Saturday, March 12, 2022

QOTD -- Putin's Miscalculation

 

"You have an autocrat in power—or even now a despot—making decisions completely by himself. Does he get input from others? Perhaps. We don’t know what the inside looks like. Does he pay attention? We don’t know. Do they bring him information that he doesn’t want to hear? That seems unlikely. Does he think he knows better than everybody else? That seems highly likely. Does he believe his own propaganda or his own conspiratorial view of the world? That also seems likely. These are surmises. Very few people talk to Putin, either Russians on the inside or foreigners. [snip]

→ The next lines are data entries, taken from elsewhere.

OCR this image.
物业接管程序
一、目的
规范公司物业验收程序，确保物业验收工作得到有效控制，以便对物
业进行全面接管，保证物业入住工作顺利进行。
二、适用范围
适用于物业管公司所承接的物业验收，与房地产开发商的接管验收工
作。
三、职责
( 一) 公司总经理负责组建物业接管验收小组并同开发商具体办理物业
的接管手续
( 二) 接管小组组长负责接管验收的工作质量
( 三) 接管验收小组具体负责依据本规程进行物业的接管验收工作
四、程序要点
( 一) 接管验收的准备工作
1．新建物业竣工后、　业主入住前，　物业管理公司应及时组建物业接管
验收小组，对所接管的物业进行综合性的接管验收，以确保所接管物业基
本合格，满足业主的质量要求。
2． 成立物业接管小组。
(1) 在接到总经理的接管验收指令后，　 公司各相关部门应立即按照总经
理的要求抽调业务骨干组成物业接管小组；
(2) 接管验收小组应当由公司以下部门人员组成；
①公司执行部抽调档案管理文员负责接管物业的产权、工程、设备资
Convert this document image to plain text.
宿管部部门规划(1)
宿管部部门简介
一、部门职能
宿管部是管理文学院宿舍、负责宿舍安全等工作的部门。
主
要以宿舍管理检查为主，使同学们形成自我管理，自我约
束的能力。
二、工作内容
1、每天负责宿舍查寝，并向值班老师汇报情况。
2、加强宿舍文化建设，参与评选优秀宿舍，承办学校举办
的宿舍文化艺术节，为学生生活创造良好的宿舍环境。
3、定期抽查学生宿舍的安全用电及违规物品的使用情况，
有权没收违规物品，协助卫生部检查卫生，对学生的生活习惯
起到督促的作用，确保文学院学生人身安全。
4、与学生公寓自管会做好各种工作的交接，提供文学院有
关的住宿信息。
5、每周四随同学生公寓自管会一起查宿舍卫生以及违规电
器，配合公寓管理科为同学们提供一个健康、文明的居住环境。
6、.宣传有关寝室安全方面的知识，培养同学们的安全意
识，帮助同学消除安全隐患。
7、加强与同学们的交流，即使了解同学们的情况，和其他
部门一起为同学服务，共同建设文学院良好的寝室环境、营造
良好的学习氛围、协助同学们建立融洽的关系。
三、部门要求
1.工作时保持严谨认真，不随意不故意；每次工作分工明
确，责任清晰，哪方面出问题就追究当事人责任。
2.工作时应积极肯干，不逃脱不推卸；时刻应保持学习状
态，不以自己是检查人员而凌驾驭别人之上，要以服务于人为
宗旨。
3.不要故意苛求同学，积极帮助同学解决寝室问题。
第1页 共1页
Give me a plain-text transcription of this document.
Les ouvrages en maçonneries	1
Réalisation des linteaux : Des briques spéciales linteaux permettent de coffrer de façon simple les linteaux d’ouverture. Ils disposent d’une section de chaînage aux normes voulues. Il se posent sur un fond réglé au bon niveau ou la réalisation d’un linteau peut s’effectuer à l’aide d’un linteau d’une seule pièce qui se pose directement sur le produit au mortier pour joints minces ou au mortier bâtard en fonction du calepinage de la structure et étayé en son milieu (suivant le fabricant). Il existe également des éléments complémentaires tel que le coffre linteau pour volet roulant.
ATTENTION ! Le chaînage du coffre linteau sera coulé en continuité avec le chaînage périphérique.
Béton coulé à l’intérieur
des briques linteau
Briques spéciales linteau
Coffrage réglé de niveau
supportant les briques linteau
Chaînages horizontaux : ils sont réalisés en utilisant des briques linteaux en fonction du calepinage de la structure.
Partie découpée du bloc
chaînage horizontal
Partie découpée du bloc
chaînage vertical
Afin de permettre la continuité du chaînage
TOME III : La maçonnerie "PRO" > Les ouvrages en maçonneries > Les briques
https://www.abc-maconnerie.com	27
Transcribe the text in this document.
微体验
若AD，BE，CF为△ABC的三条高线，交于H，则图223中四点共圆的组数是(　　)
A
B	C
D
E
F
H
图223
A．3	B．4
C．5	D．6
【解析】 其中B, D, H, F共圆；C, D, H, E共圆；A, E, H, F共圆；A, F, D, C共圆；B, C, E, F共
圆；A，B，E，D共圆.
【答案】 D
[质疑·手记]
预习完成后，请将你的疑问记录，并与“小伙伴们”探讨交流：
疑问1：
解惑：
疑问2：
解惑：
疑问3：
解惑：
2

"The biggest surprise for Putin, of course, was the West. All the nonsense about how the West is decadent, the West is over, the West is in decline, how it’s a multipolar world and the rise of China, et cetera: all of that turned out to be bunk. The courage of the Ukrainian people and the bravery and smarts of the Ukrainian government, and its President, Zelensky, galvanized the West to remember who it was. And that shocked Putin! That’s the miscalculation." -- Stephen Kotkin, scholar of Russian history, in a New Yorker interview with David Remnick, "The Weakness of a Despot."  The interview also delves into the threat that a cornered Putin poses, and how the Biden Administration has been dealing with that dynamic.


2 comments:

Infidel753 said...

The biggest surprise for Putin, of course, was the West

And they always do this. Every despot believes democracies are decadent and weak, and then learns the hard way how wrong he was. Kaiser Wilhelm II did it. Hitler did it. The imperial Japanese junta did it. Saddam Hussein did it. Now Tin-of-Pu is doing it. One despot after another does this and then gets his ass kicked by those same democracies. And then the next despot comes along and makes the exact same mistake. They must be idiots.

Kwark said...

That sounds good but it's not clear to me that the "resilience" of the West will work any miracles for Ukraine. As ugly a mess as Ukraine is for Putin and his military it seems like there remains a chance that in the process of destroying the country they'll manage to sufficiently paralyze what's left, giving them just enough breathing room to declare a victory of sorts and install a puppet government that will pretend to rule over what's left. . . for a while. Seems like Afghanistan.